Franak Wiacorka, doradca liderki białoruskiej opozycji Swiatłany Cichanouskiej, poinformował we wpisie na Twitterze, że dwóch białoruskich „partyzantów” brało udział w ataku na bazę lotniczą Maczuliszcze pod Mińskiem.
Powiedział, że drony uszkodziły przednie i środkowe części samolotu A-50, w tym antenę radaru i awionikę samolotu. Powiedział, że dwie osoby, które przeprowadziły atak, są teraz bezpieczne poza granicami Białorusi.
„Jestem dumna ze wszystkich Białorusinów, którzy nadal stawiają opór rosyjskiej hybrydowej okupacji Białorusi i walczą o wolność Ukrainy” – napisała na Twitterze liderka opozycji Cichanouska, podając link do raportu swojego doradcy Wiacorki.

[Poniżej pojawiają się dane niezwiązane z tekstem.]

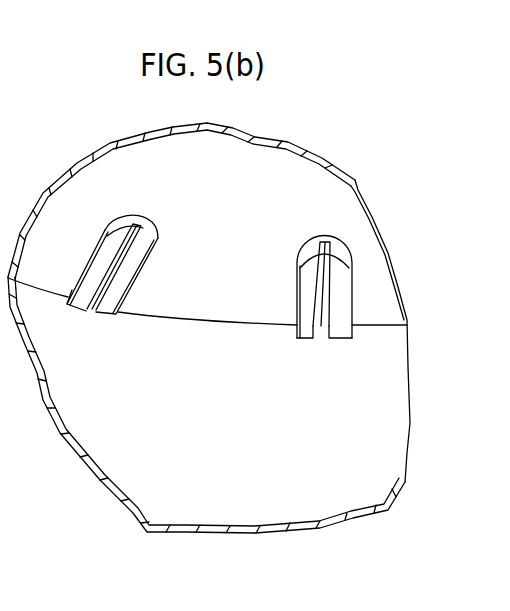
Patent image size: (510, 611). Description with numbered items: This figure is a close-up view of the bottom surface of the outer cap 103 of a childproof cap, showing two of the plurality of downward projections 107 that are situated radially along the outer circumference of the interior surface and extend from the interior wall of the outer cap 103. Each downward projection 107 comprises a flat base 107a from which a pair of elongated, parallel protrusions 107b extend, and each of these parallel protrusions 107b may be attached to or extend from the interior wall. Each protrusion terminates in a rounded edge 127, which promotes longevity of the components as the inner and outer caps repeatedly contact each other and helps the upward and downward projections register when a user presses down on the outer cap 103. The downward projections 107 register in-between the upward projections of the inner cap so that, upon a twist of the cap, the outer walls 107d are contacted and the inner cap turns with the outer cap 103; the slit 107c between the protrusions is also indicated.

Od początku rosyjskiej inwazji na Ukrainę doszło do kilku aktów sabotażu na Białorusi iw rosyjskich regionach graniczących z Ukrainą, zwłaszcza w systemie kolejowym.
Białoruska organizacja praw człowieka Wiasna poinformowała w poniedziałek, że w Maczuliszczach, gdzie znajduje się baza lotnicza, zatrzymano kobietę. Dodał, że nie zna powodu zatrzymania.
Zatrzymania na Białorusi są powszechne, zwłaszcza po tym, jak Łukaszenka stłumił masowe protesty przeciwko niemu w 2020 roku i uwięził wszystkich czołowych działaczy opozycji lub zmusił ich do ucieczki za granicę.
Reportaż Lidii Kelly w Melbourne; Montaż autorstwa Andrew Osborna, Petera Graffa i Garetha Jonesa
Nasze standardy: Zasady zaufania Thomson Reuters.